Wednesday, April 17, 2013

Tarzan 101 | Tarzan at the Earth's Core



Celebrating Tarzan's 101st anniversary by walking through Scott Tracy Griffin's Tarzan: The Centennial Celebration.

After Tarzan and John Carter, Edgar Rice Burroughs' most recognizable series has to be the Pellucidar saga. He started it in 1913 with At the Earth's Core, which he wrote for the pulp mags after the Tarzan and Carter sequels, The Return of Tarzan and The Gods of Mars. Griffin includes a relatively long chapter on Pellucidar in Tarzan: The Centennial Celebration, tracking the series as well as the whole Hollow Earth concept made popular by the guy who discovered Halley's Comet and of course Jules Verne.

In At the Earth's Core, wealthy mining industrialist David Innes funds a drilling machine invented by a crackpot named Abner Perry. On the machine's first run, the two men wind up stranded in the underground world of Pellucidar, a place populated by prehistoric-like people and creatures including cavefolk, lizard-men, and telepathic pterosaurs. Innes escapes at the end, but is forced to leave behind Perry as well as the beautiful princess Dian he met during his adventures. In the sequel, Pellucidar, Innes returns to the world to rescue his friends.

After Tarzan and the Lost Empire, Burroughs wanted to tie Tarzan into the world of Pellucidar, but before he wrote Tarzan at the Earth's Core, he wrote another Pellucidar novel, Tanar of Pellucidar to get the setting ready for the ape-man's arrival. In Tanar, an inventor named Jason Gridley discovers a new radio frequency that's hosting Abner Perry's distress calls from Pellucidar. Gridley doesn't make it to the Earth's core until he teams up with Tarzan, so the bulk of Tanar is about what Gridley learns from the broadcast: that through a series of adventures Innes and his caveman friend Tanar had been captured by pirates, but that Tanar escaped to let Perry know what was going on.

In Tarzan at the Earth's Core, Gridley recruits Tarzan to help him rescue Innes. Because Burroughs had been told by a bookstore employee that books with aircraft on the covers were popular sellers, the author had Gridley and Tarzan take a zeppelin to Pellucidar. Burroughs was mostly foiled in his plan though by cover artist J. Allen St. John, who rightly preferred a cover scene of Tarzan fighting some gorilla-men. But St. John did put a monoplane on the back cover (seen at the top of this post), so hopefully they got a few extra sales out of that.

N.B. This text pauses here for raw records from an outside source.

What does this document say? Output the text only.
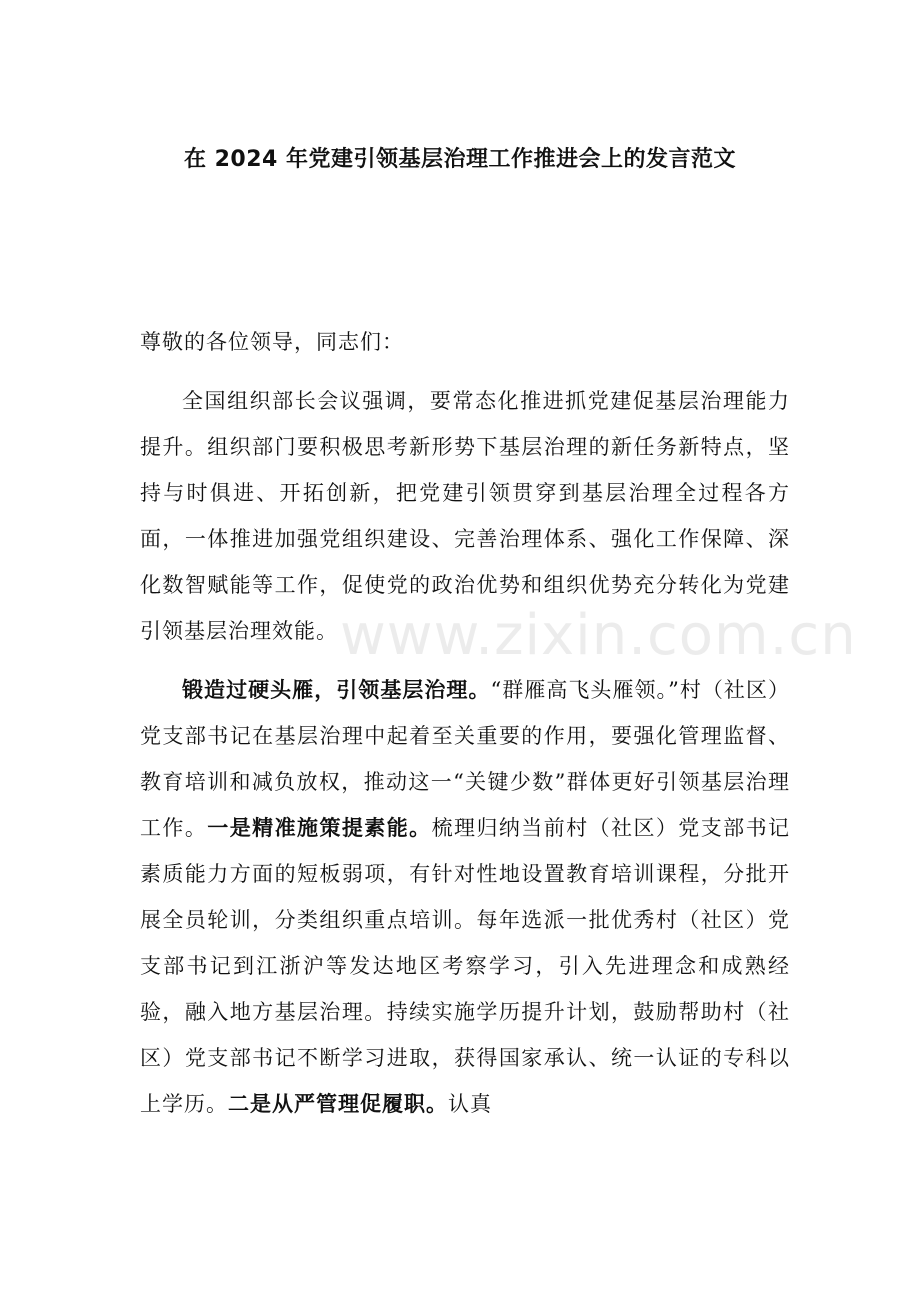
在 2024 年党建引领基层治理工作推进会上的发言范文

尊敬的各位领导，同志们：

全国组织部长会议强调，要常态化推进抓党建促基层治理能力提升。组织部门要积极思考新形势下基层治理的新任务新特点，坚持与时俱进、开拓创新，把党建引领贯穿到基层治理全过程各方面，一体推进加强党组织建设、完善治理体系、强化工作保障、深化数智赋能等工作，促使党的政治优势和组织优势充分转化为党建引领基层治理效能。

锻造过硬头雁，引领基层治理。“群雁高飞头雁领。”村（社区）党支部书记在基层治理中起着至关重要的作用，要强化管理监督、教育培训和减负放权，推动这一“关键少数”群体更好引领基层治理工作。一是精准施策提素能。梳理归纳当前村（社区）党支部书记素质能力方面的短板弱项，有针对性地设置教育培训课程，分批开展全员轮训，分类组织重点培训。每年选派一批优秀村（社区）党支部书记到江浙沪等发达地区考察学习，引入先进理念和成熟经验，融入地方基层治理。持续实施学历提升计划，鼓励帮助村（社区）党支部书记不断学习进取，获得国家承认、统一认证的专科以上学历。二是从严管理促履职。认真

www.zixin.com.cn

Griffin covers the rest of the Pellucidar series, which includes seven Burroughs novels and one, authorized sequel from the '70s, Mahars of Pellucidar by John Eric Holmes. And because Tarzan takes a group of Waziri warriors with him on the rescue mission, Griffin also takes the opportunity to include a chapter on Tarzan's history with the fictional tribe and the use of natives in general in the Tarzan stories.

1 comment:

Mike D. said...

I have this book....I bought it in 1990 at at the student bookstore at SUNY ( State University of New York ) OLD WESTBURY. It is a great novel.